Similarly, optical properties of 2D TMDs (such as MoSe2) are fully revealed only for layers obtained as a result of exfoliation and after having been subjected to further mechanical treatment, such as placing them between layers of BN. However, as already mentioned, this technique does not lead to atomically thin crystals on a larger scale, resulting in heterogeneity, limited size, and even to the appearance of corrugations, bubbles, and irregular edges.
Hence, it is crucial to develop a technique for growing 2D TMDs that will allow for the production of monolayers with a large surface area. Currently, one of the most advanced technologies for producing thin semiconductor crystals is MBE. It provides low-dimensional structures on large wafers, with high homogeneity, but its effectiveness in the production of TMDs has been very limited so far. In particular, the optical properties of MBE grown monolayers have hitherto been rather modest, e.g. spectral lines have been broad and weak, giving no hope for the use of the spectacular optical properties of TMDs on a larger scale.
It is in this area that researchers from the Faculty of Physics of the University of Warsaw made a breakthrough.
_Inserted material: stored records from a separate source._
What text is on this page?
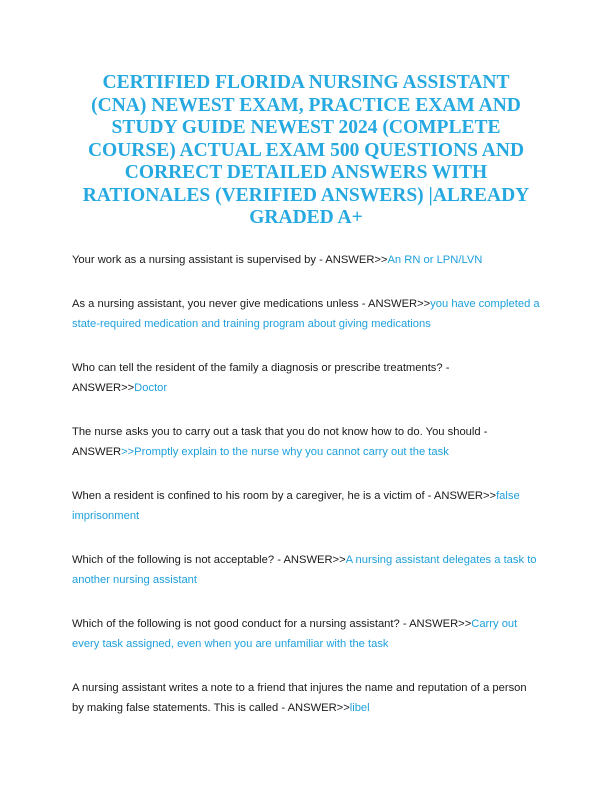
CERTIFIED FLORIDA NURSING ASSISTANT (CNA) NEWEST EXAM, PRACTICE EXAM AND STUDY GUIDE NEWEST 2024 (COMPLETE COURSE) ACTUAL EXAM 500 QUESTIONS AND CORRECT DETAILED ANSWERS WITH RATIONALES (VERIFIED ANSWERS) |ALREADY GRADED A+

Your work as a nursing assistant is supervised by - ANSWER>>An RN or LPN/LVN

As a nursing assistant, you never give medications unless - ANSWER>>you have completed a state-required medication and training program about giving medications

Who can tell the resident of the family a diagnosis or prescribe treatments? - ANSWER>>Doctor

The nurse asks you to carry out a task that you do not know how to do. You should - ANSWER>>Promptly explain to the nurse why you cannot carry out the task

When a resident is confined to his room by a caregiver, he is a victim of - ANSWER>>false imprisonment

Which of the following is not acceptable? - ANSWER>>A nursing assistant delegates a task to another nursing assistant

Which of the following is not good conduct for a nursing assistant? - ANSWER>>Carry out every task assigned, even when you are unfamiliar with the task

A nursing assistant writes a note to a friend that injures the name and reputation of a person by making false statements. This is called - ANSWER>>libel
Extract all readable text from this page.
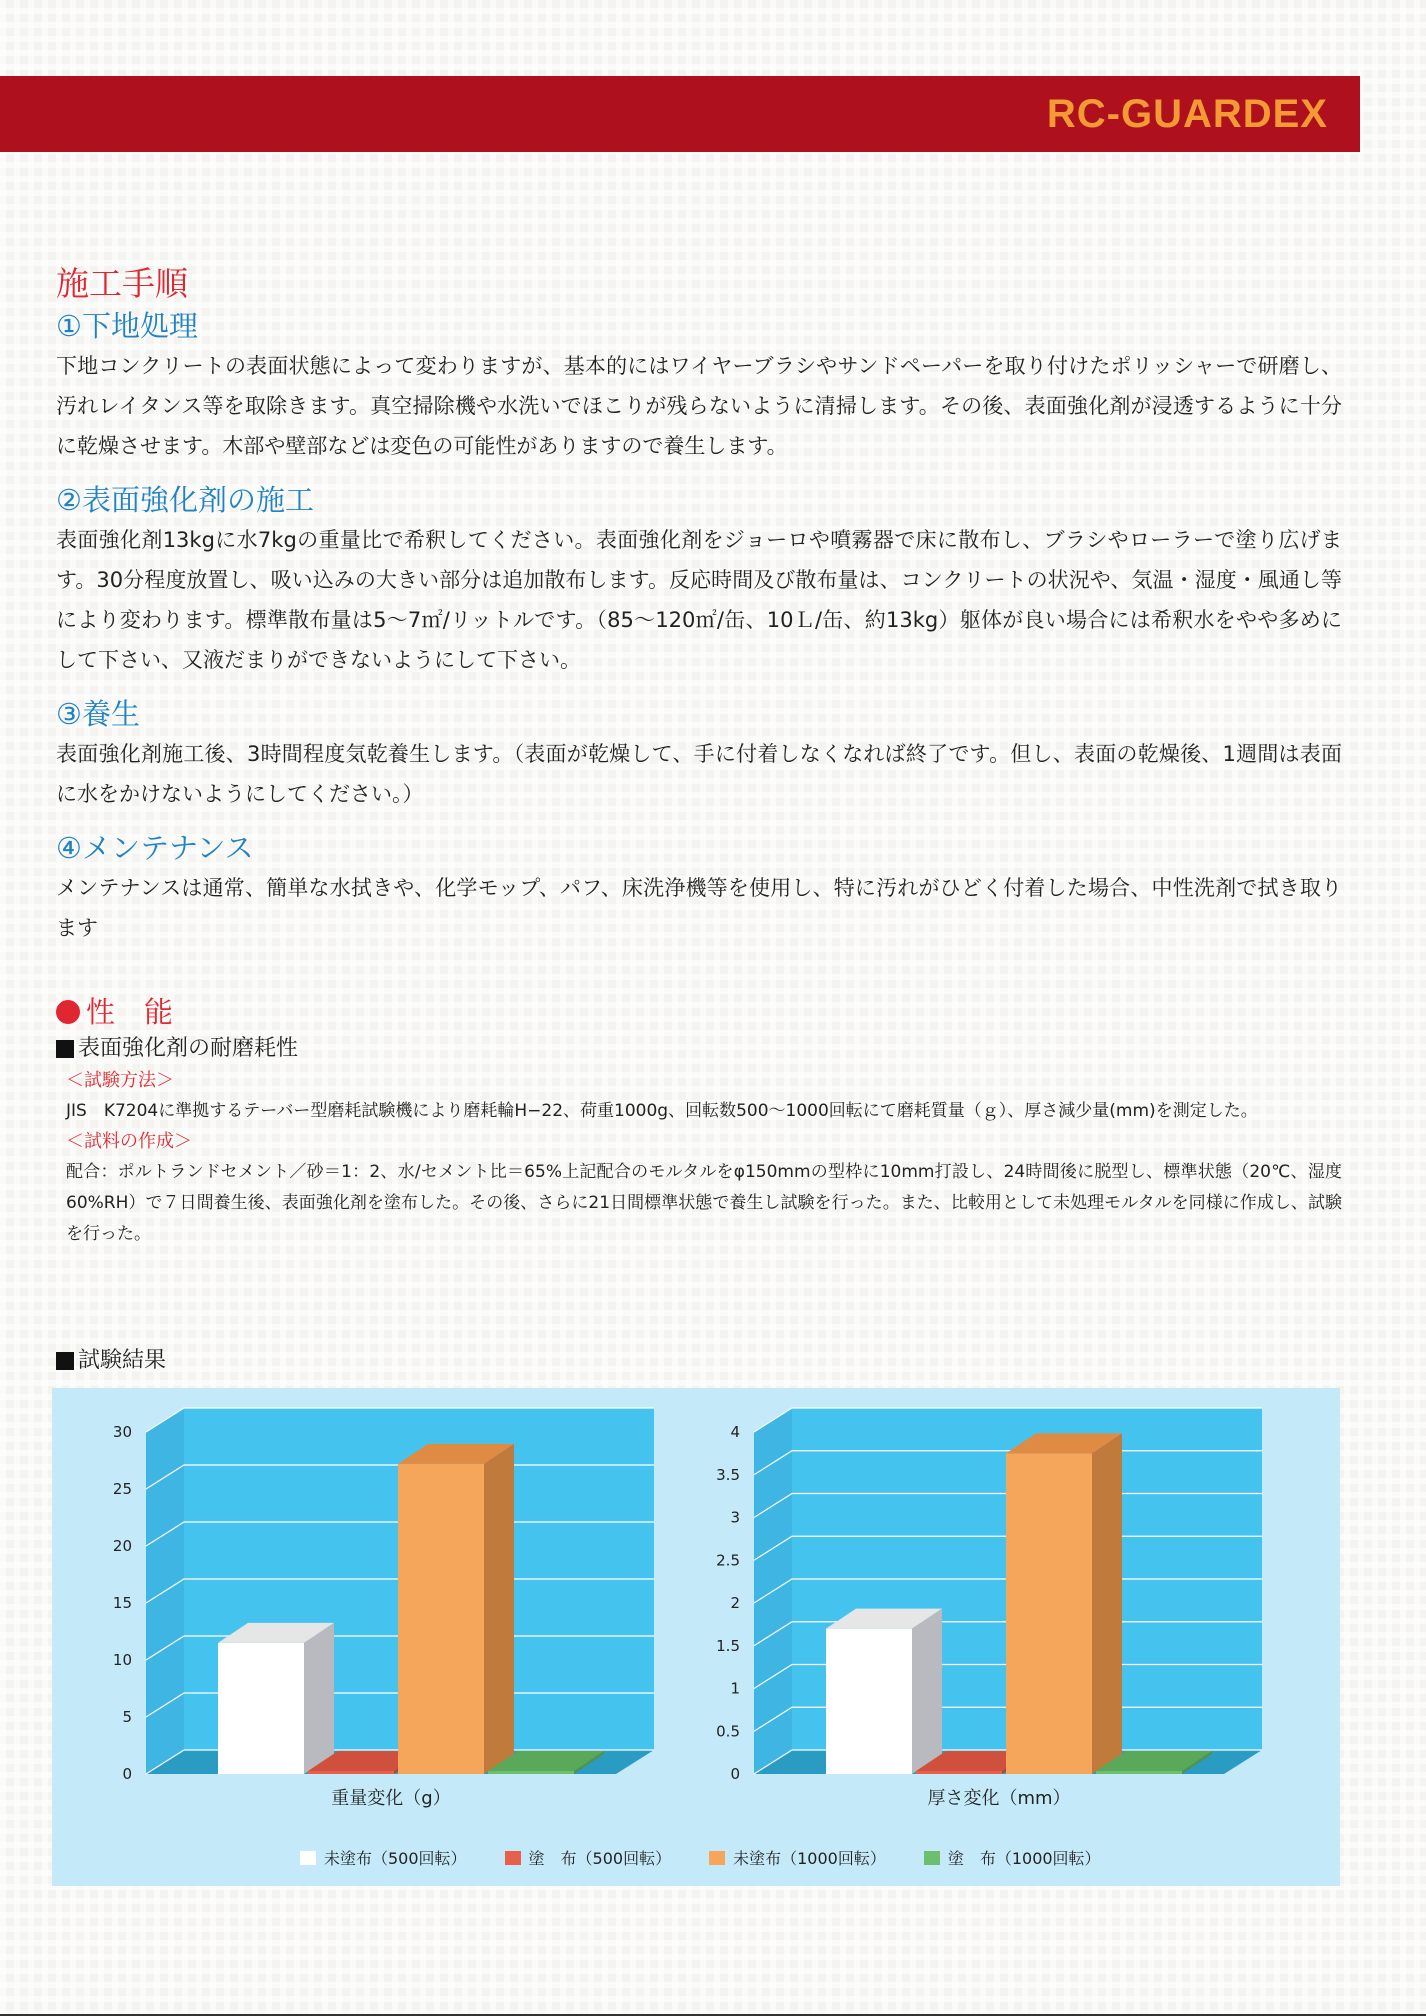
RC-GUARDEX
施工手順
①下地処理

下地コンクリートの表面状態によって変わりますが、基本的にはワイヤーブラシやサンドペーパーを取り付けたポリッシャーで研磨し、汚れレイタンス等を取除きます。真空掃除機や水洗いでほこりが残らないように清掃します。その後、表面強化剤が浸透するように十分に乾燥させます。木部や壁部などは変色の可能性がありますので養生します。

②表面強化剤の施工

表面強化剤13kgに水7kgの重量比で希釈してください。表面強化剤をジョーロや噴霧器で床に散布し、ブラシやローラーで塗り広げます。30分程度放置し、吸い込みの大きい部分は追加散布します。反応時間及び散布量は、コンクリートの状況や、気温・湿度・風通し等により変わります。標準散布量は5〜7㎡/リットルです。（85〜120㎡/缶、10Ｌ/缶、約13kg）躯体が良い場合には希釈水をやや多めにして下さい、又液だまりができないようにして下さい。

③養生

表面強化剤施工後、3時間程度気乾養生します。（表面が乾燥して、手に付着しなくなれば終了です。但し、表面の乾燥後、1週間は表面に水をかけないようにしてください。）

④メンテナンス

メンテナンスは通常、簡単な水拭きや、化学モップ、パフ、床洗浄機等を使用し、特に汚れがひどく付着した場合、中性洗剤で拭き取ります

性　能
表面強化剤の耐磨耗性
＜試験方法＞

JIS　K7204に準拠するテーバー型磨耗試験機により磨耗輪H−22、荷重1000g、回転数500〜1000回転にて磨耗質量（ｇ）、厚さ減少量(mm)を測定した。

＜試料の作成＞

配合：ポルトランドセメント／砂＝1：2、水/セメント比＝65%上記配合のモルタルをφ150mmの型枠に10mm打設し、24時間後に脱型し、標準状態（20℃、湿度60%RH）で７日間養生後、表面強化剤を塗布した。その後、さらに21日間標準状態で養生し試験を行った。また、比較用として未処理モルタルを同様に作成し、試験を行った。

試験結果
0
5
10
15
20
25
30
重量変化（g）
0
0.5
1
1.5
2
2.5
3
3.5
4
厚さ変化（mm）
未塗布（500回転）	塗　布（500回転）	未塗布（1000回転）	塗　布（1000回転）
In collaboration with several laboratories from Europe and Japan, they conducted a series of studies on the growth of TMDs monolayers on an atomically flat BN substrate. In this way, using the MBE method, they obtained flat crystals, equal in size to the substrate, showing uniform parameters over the entire surface, including - most valuably - excellent optical properties.
The picture above is an artistic visualisation of a monolayer of 2D MoSe2 grown by directing molecular beams of selenium (yellow) and molybdenum (blue) on atomically flat hexagonal BN substrate. Thanks to this substrate, MoSe2 epilayer exhibits excellent optical properties.
The discovery directs future research into the industrial production of atomically thin materials. In particular, it indicates the need to develop larger atomically flat BN wafers. On such wafers, it will be possible to grow monolayers with the optical quality, dimensions, and homogeneity required for optoelectronic applications.
'Narrow Excitonic Lines and Large-Scale Homogeneity of Transition-Metal Dichalcogenide Monolayers Grown by Molecular Beam Epitaxy on Hexagonal BN' by
W. Pacuski et al; ACS Nano Lett. 20, 3058 (2020).